At the Fergusson Gallery

Any of the old pictures of Perth skyline that you find online - or in the library, will show this distinctive chimney. In any early pictures taken from the turn-of-the century, smoke can clearly be seen pouring from the curious 'flower-pot' shaped chimney pot, which adorns the stack. It's a very distinctive building, one I have walked past countless times - but one I had never been in until last week.

Now known as The Fergusson Gallery, the building was a Victorian construction which housed a large static steam engine. It was used to draw the very pure water found underneath the gravel beds of Moncrieff Island in the Tay, up into a vast tank in the dome - the towns water supply. Having fallen into disuse, first as a pump-house and subsequently as a tourist office, it is now a museum dedicated to the work of J. D. Fergusson and his partner Margaret Morris.
I'm no art connoisseur (!), and so my opinions on what Fergusson did are as entirely subjective as they are ill-informed.
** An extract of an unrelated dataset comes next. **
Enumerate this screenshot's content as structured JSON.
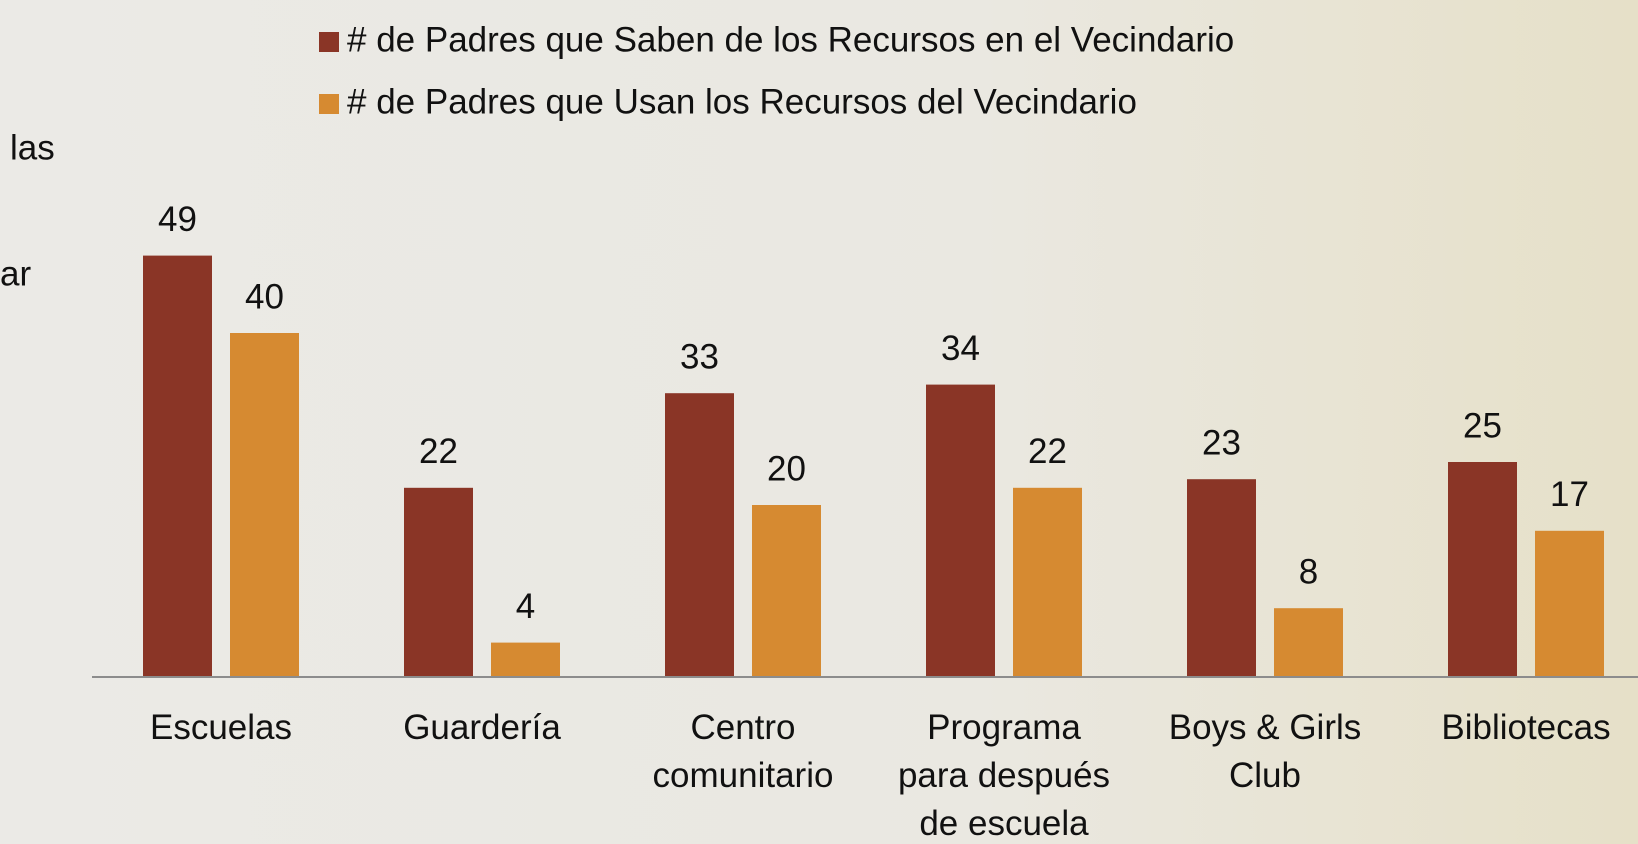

Some of it was OK, a lot of it very evocative of early 20th Century atmospheres, some of it was a bit odd - and none of it moved me much! As for Margaret Morris and her pioneering modern dance - this was most odd. The whole idea of 'medical gymnastics' sounded quite funny - in fact some of the grainy black and white film clips from the 1930s of young people doing the movements felt quite uncomfortable. I was there with 'Vlad' - and he had a similar reaction to it too. On discussion we reckoned that although what we were seeing was self-evidently innocent, such images have become all-too-often seen in the context of the Hitler Youth and other such nefarious fascist groups. As such we were unable to fully separate these images of regimented youth in the 1930s, from that context.

The disappointment of the visit is that there is so little about the history of the building on offer! I would love to have learnt more about the pump-house, the engines and enginemen who gave Perth its pure water, of architects, designers and engineers who worked on it - and of the transformation of the building over time. Even more - I would love to have been able to climb up onto the dome, or look out from the windows in the top of the cupola - but this is all closed to the public. Still - it was good to have been and explored this museum on my doorstep, and to ruminate about its contents with the always unique Vlad.